"Get the gate, Jane," Tim said, and she pulled it open. "Now, one, two, three: HOIST!" Together the boys lifted the basket containing the baby from the wagon. They carried it to the sagging, dusty porch of the mansion and left it there.
The Willoughbys walked home.
"What did you add to the note at the end, Tim?" Barnaby A asked.
"Another P.S."
"What did it say, Tim?" asked Barnaby B.
"It said, 'Her name is Ruth.'"
Jane pouted. "Why?" she asked.
"Because," Tim said with a sly smile, "we are the ruthless Willoughbys."
2. A Parental Conspiracy
Mr. and Mrs. Willoughby were seated in front of the fireplace after dinner. He was reading a newspaper, and she was knitting something out of beige wool.
The four children, in flannel pajamas, entered the room.
"I'm making the cat a sweater," Mrs. Willoughby told them, holding up the knitting, in which one small, thin sleeve had already been formed.
"I was hoping maybe you were making a second sweater for me and B," Barnaby A said. "It's difficult taking turns with a sweater."
"I've explained and explained," their mother said in exasperation. "A, you wear it on Monday, Wednesday, and Friday. B, you have Tuesday, Thursday, Saturday. On Sunday you can fight over it."
She turned to her husband. "It's disgusting," she said, "the way children today all want their own sweaters." She knit a few more stitches industriously.
"Children?" Mr. Willoughby said in an impatient voice, putting his newspaper down. "Did you want something?"
"We were hoping that perhaps you would read us a story," Tim said. "Parents in books always read stories to their children at bedtime."
"I believe the mother usually does that," Mr. Willoughby said, looking toward his wife.
"I'm busy," Mrs. Willoughby said. "The cat needs a sweater." Hastily she knit another stitch.
Mr. Willoughby scowled. "Hand me a book," he said.
Tim went to the bookcase and began fingering the volumes that were lined on the shelf. "Make it fast," his father said. "I'm in the middle of an article about interest rates."
Quickly Tim handed him a volume of fairy tales. His father opened it in the middle as the children arranged themselves in a semicircle by his feet. They looked like a painting on a Christmas card. "God bless us, every one!" murmured Barnaby A, but Tim poked him. Mr. Willoughby began to read aloud.
Hard by a great forest dwelt a poor woodcutter with his wife and his two children. The boy was called Hansel and the girl Gretel. He had little to bite and to break, and once when great dearth fell on the land, he could no longer procure even daily bread. Now when he thought over this by night in his bed, and tossed about in his anxiety, he groaned and said to his wife: "What is to become of us? How are we to feed our poor children, when we no longer have anything even for ourselves?" "I'll tell you what, husband," answered the woman. "Early tomorrow morning we will take the children out into the forest to where it is the thickest; there we will light a fire for them, and give each of them one more piece of bread, and then we will go to our work and leave them alone. They will not find the way home again, and we shall be rid of them.
"
Jane's lower lip trembled and she gave a small sob. Barnaby A and Barnaby B looked very nervous. Tim scowled.

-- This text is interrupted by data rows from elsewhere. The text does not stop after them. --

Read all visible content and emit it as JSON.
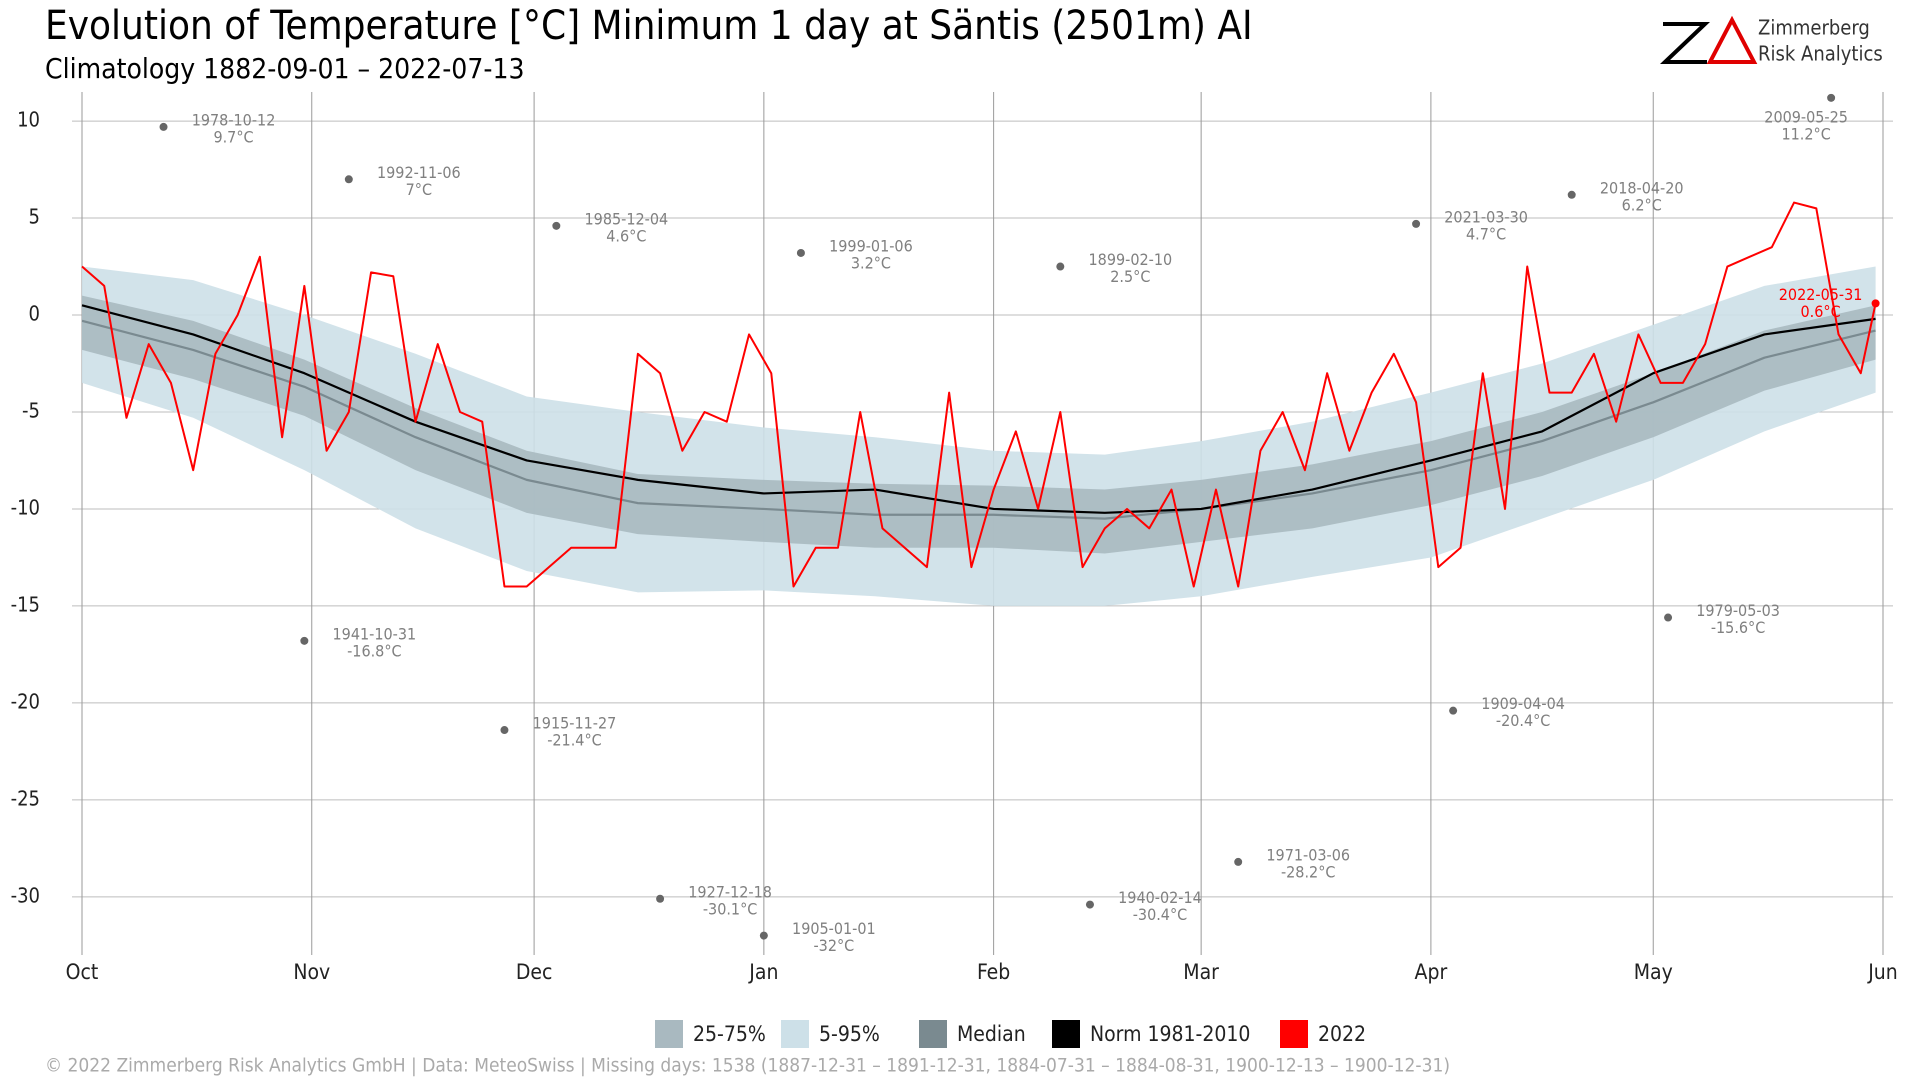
{
  "chart_data": {
    "type": "line",
    "title": "Evolution of Temperature [°C] Minimum 1 day at Säntis (2501m) AI",
    "subtitle": "Climatology 1882-09-01 – 2022-07-13",
    "brand": [
      "Zimmerberg",
      "Risk Analytics"
    ],
    "footer": "©  2022 Zimmerberg Risk Analytics GmbH | Data: MeteoSwiss | Missing days: 1538 (1887-12-31 – 1891-12-31, 1884-07-31 – 1884-08-31, 1900-12-13 – 1900-12-31)",
    "xlim": [
      0,
      243
    ],
    "xticks": [
      {
        "value": 0,
        "label": "Oct"
      },
      {
        "value": 31,
        "label": "Nov"
      },
      {
        "value": 61,
        "label": "Dec"
      },
      {
        "value": 92,
        "label": "Jan"
      },
      {
        "value": 123,
        "label": "Feb"
      },
      {
        "value": 151,
        "label": "Mar"
      },
      {
        "value": 182,
        "label": "Apr"
      },
      {
        "value": 212,
        "label": "May"
      },
      {
        "value": 243,
        "label": "Jun"
      }
    ],
    "ylim": [
      -33,
      11.5
    ],
    "yticks": [
      10,
      5,
      0,
      -5,
      -10,
      -15,
      -20,
      -25,
      -30
    ],
    "grid": true,
    "bands": [
      {
        "name": "5-95%",
        "color": "#cde0e8",
        "x": [
          0,
          15,
          30,
          45,
          60,
          75,
          92,
          107,
          123,
          138,
          151,
          166,
          182,
          197,
          212,
          227,
          242
        ],
        "lower": [
          -3.5,
          -5.3,
          -8,
          -11,
          -13.2,
          -14.3,
          -14.2,
          -14.5,
          -15,
          -15,
          -14.5,
          -13.5,
          -12.5,
          -10.5,
          -8.5,
          -6,
          -4
        ],
        "upper": [
          2.5,
          1.8,
          0,
          -2,
          -4.2,
          -5,
          -5.8,
          -6.3,
          -7,
          -7.2,
          -6.5,
          -5.5,
          -4,
          -2.5,
          -0.5,
          1.5,
          2.5
        ]
      },
      {
        "name": "25-75%",
        "color": "#a9b9c0",
        "x": [
          0,
          15,
          30,
          45,
          60,
          75,
          92,
          107,
          123,
          138,
          151,
          166,
          182,
          197,
          212,
          227,
          242
        ],
        "lower": [
          -1.8,
          -3.3,
          -5.2,
          -8,
          -10.2,
          -11.3,
          -11.7,
          -12,
          -12,
          -12.3,
          -11.7,
          -11,
          -9.8,
          -8.3,
          -6.3,
          -3.9,
          -2.3
        ],
        "upper": [
          1,
          -0.3,
          -2.3,
          -4.8,
          -7,
          -8.2,
          -8.5,
          -8.7,
          -8.8,
          -9,
          -8.5,
          -7.7,
          -6.5,
          -5,
          -3,
          -0.8,
          0.5
        ]
      }
    ],
    "series": [
      {
        "name": "Median",
        "color": "#7a8a90",
        "x": [
          0,
          15,
          30,
          45,
          60,
          75,
          92,
          107,
          123,
          138,
          151,
          166,
          182,
          197,
          212,
          227,
          242
        ],
        "values": [
          -0.3,
          -1.8,
          -3.7,
          -6.3,
          -8.5,
          -9.7,
          -10,
          -10.3,
          -10.3,
          -10.5,
          -10,
          -9.2,
          -8,
          -6.5,
          -4.5,
          -2.2,
          -0.8
        ]
      },
      {
        "name": "Norm 1981-2010",
        "color": "#000000",
        "x": [
          0,
          15,
          30,
          45,
          60,
          75,
          92,
          107,
          123,
          138,
          151,
          166,
          182,
          197,
          212,
          227,
          242
        ],
        "values": [
          0.5,
          -1,
          -3,
          -5.5,
          -7.5,
          -8.5,
          -9.2,
          -9,
          -10,
          -10.2,
          -10,
          -9,
          -7.5,
          -6,
          -3,
          -1,
          -0.2
        ]
      },
      {
        "name": "2022",
        "color": "#ff0000",
        "x": [
          0,
          3,
          6,
          9,
          12,
          15,
          18,
          21,
          24,
          27,
          30,
          33,
          36,
          39,
          42,
          45,
          48,
          51,
          54,
          57,
          60,
          63,
          66,
          69,
          72,
          75,
          78,
          81,
          84,
          87,
          90,
          93,
          96,
          99,
          102,
          105,
          108,
          111,
          114,
          117,
          120,
          123,
          126,
          129,
          132,
          135,
          138,
          141,
          144,
          147,
          150,
          153,
          156,
          159,
          162,
          165,
          168,
          171,
          174,
          177,
          180,
          183,
          186,
          189,
          192,
          195,
          198,
          201,
          204,
          207,
          210,
          213,
          216,
          219,
          222,
          225,
          228,
          231,
          234,
          237,
          240,
          242
        ],
        "values": [
          2.5,
          1.5,
          -5.3,
          -1.5,
          -3.5,
          -8,
          -2,
          0,
          3,
          -6.3,
          1.5,
          -7,
          -5,
          2.2,
          2,
          -5.5,
          -1.5,
          -5,
          -5.5,
          -14,
          -14,
          -13,
          -12,
          -12,
          -12,
          -2,
          -3,
          -7,
          -5,
          -5.5,
          -1,
          -3,
          -14,
          -12,
          -12,
          -5,
          -11,
          -12,
          -13,
          -4,
          -13,
          -9,
          -6,
          -10,
          -5,
          -13,
          -11,
          -10,
          -11,
          -9,
          -14,
          -9,
          -14,
          -7,
          -5,
          -8,
          -3,
          -7,
          -4,
          -2,
          -4.5,
          -13,
          -12,
          -3,
          -10,
          2.5,
          -4,
          -4,
          -2,
          -5.5,
          -1,
          -3.5,
          -3.5,
          -1.5,
          2.5,
          3,
          3.5,
          5.8,
          5.5,
          -1,
          -3,
          0.6
        ]
      }
    ],
    "records": [
      {
        "label": "1978-10-12",
        "x": 11,
        "value": 9.7,
        "value_label": "9.7°C",
        "color": "#808080"
      },
      {
        "label": "1992-11-06",
        "x": 36,
        "value": 7,
        "value_label": "7°C",
        "color": "#808080"
      },
      {
        "label": "1985-12-04",
        "x": 64,
        "value": 4.6,
        "value_label": "4.6°C",
        "color": "#808080"
      },
      {
        "label": "1999-01-06",
        "x": 97,
        "value": 3.2,
        "value_label": "3.2°C",
        "color": "#808080"
      },
      {
        "label": "1899-02-10",
        "x": 132,
        "value": 2.5,
        "value_label": "2.5°C",
        "color": "#808080"
      },
      {
        "label": "2021-03-30",
        "x": 180,
        "value": 4.7,
        "value_label": "4.7°C",
        "color": "#808080"
      },
      {
        "label": "2018-04-20",
        "x": 201,
        "value": 6.2,
        "value_label": "6.2°C",
        "color": "#808080"
      },
      {
        "label": "2009-05-25",
        "x": 236,
        "value": 11.2,
        "value_label": "11.2°C",
        "color": "#808080"
      },
      {
        "label": "1941-10-31",
        "x": 30,
        "value": -16.8,
        "value_label": "-16.8°C",
        "color": "#808080"
      },
      {
        "label": "1915-11-27",
        "x": 57,
        "value": -21.4,
        "value_label": "-21.4°C",
        "color": "#808080"
      },
      {
        "label": "1927-12-18",
        "x": 78,
        "value": -30.1,
        "value_label": "-30.1°C",
        "color": "#808080"
      },
      {
        "label": "1905-01-01",
        "x": 92,
        "value": -32,
        "value_label": "-32°C",
        "color": "#808080"
      },
      {
        "label": "1940-02-14",
        "x": 136,
        "value": -30.4,
        "value_label": "-30.4°C",
        "color": "#808080"
      },
      {
        "label": "1971-03-06",
        "x": 156,
        "value": -28.2,
        "value_label": "-28.2°C",
        "color": "#808080"
      },
      {
        "label": "1909-04-04",
        "x": 185,
        "value": -20.4,
        "value_label": "-20.4°C",
        "color": "#808080"
      },
      {
        "label": "1979-05-03",
        "x": 214,
        "value": -15.6,
        "value_label": "-15.6°C",
        "color": "#808080"
      },
      {
        "label": "2022-05-31",
        "x": 242,
        "value": 0.6,
        "value_label": "0.6°C",
        "color": "#ff0000"
      }
    ]
  }
}
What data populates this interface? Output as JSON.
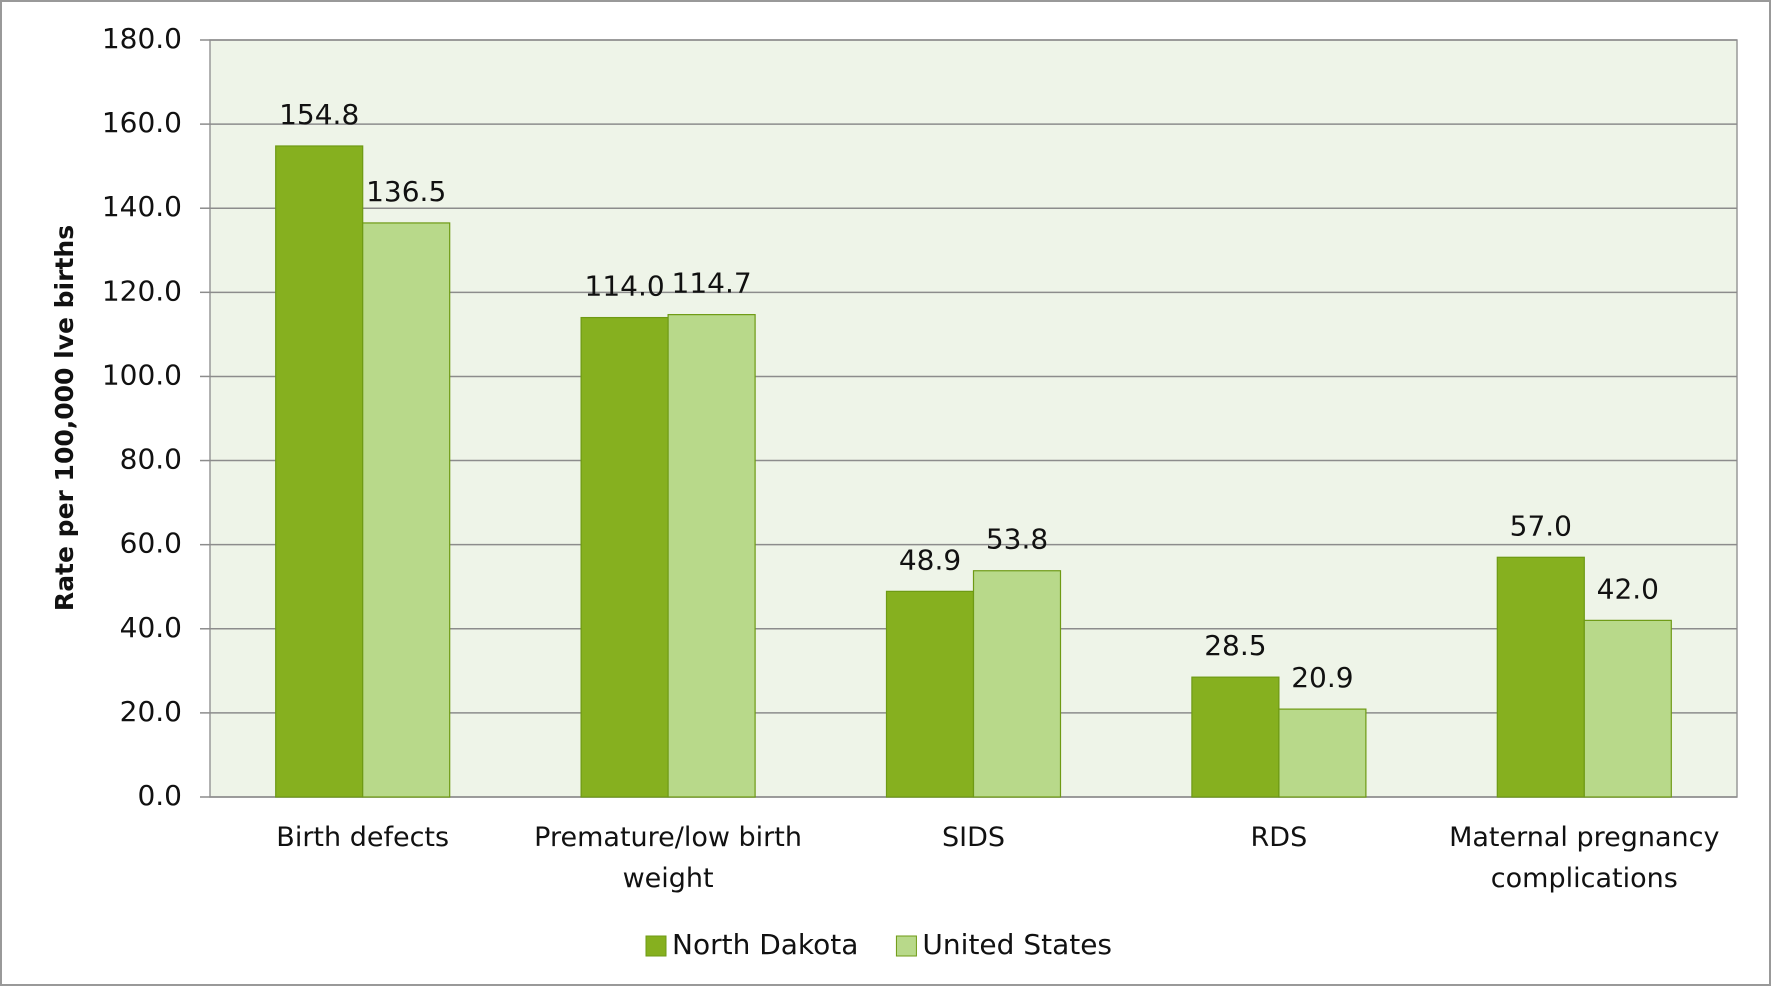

"The end," said their father, closing the book with a snap. "Bedtime"
Silently, though Jane was still sniffling, the children scurried away and up the staircase to bed. Mrs. Willoughby turned to her needles and began a new row of stitches. Mr. Willoughby picked up his newspaper but did not begin reading again. Instead, he stared into space for a moment. Then he said, "Dearest?"
"Yes, dearest?"
"I need to ask you a question." He chewed his lip briefly.
"Yes, dearest?"
"Do you like our children?"
"Oh, no," Mrs. Willoughby said, using her gold-plated scissors to snip off a bit of yarn that had made a snarl. "I never have. Especially that tall one. What is his name again?"
"Timothy Anthony Malachy Willoughby."
"Yes, him. He's the one I least like. But the others are awful, too. The girl whines incessantly, and two days ago she tried to make me adopt a beastly infant."
Her husband shuddered.
"And then there are the two that I can't tell apart," Mrs. Willoughby went on. "The ones with the sweater."
"The twins."
"Yes, them. Why on earth do they look so much alike? It confuses people and isn't fair."
"I have a plan," Mr. Willoughby said, putting his paper down. He stroked one eyebrow in a satisfied way. "It's thoroughly despicable."
"Lovely," said his wife. "A plan for what?"
"To rid us of the children."
"Oh goodness, do we have to walk them into a dark forest? I don't have the right shoes for that."
"No, this is a better plan. More businesslike."
"Oooh, goody. I'm all ears," she replied with a malevolent smile, as she meticulously dropped a few stitches to make a hole for the cat's tail.
3. Contemplating Orphanhood
"Shouldn't we be orphans?" Barnaby B asked.
The Willoughby children were seated on the front steps playing a complicated game to which only Tim knew the rules.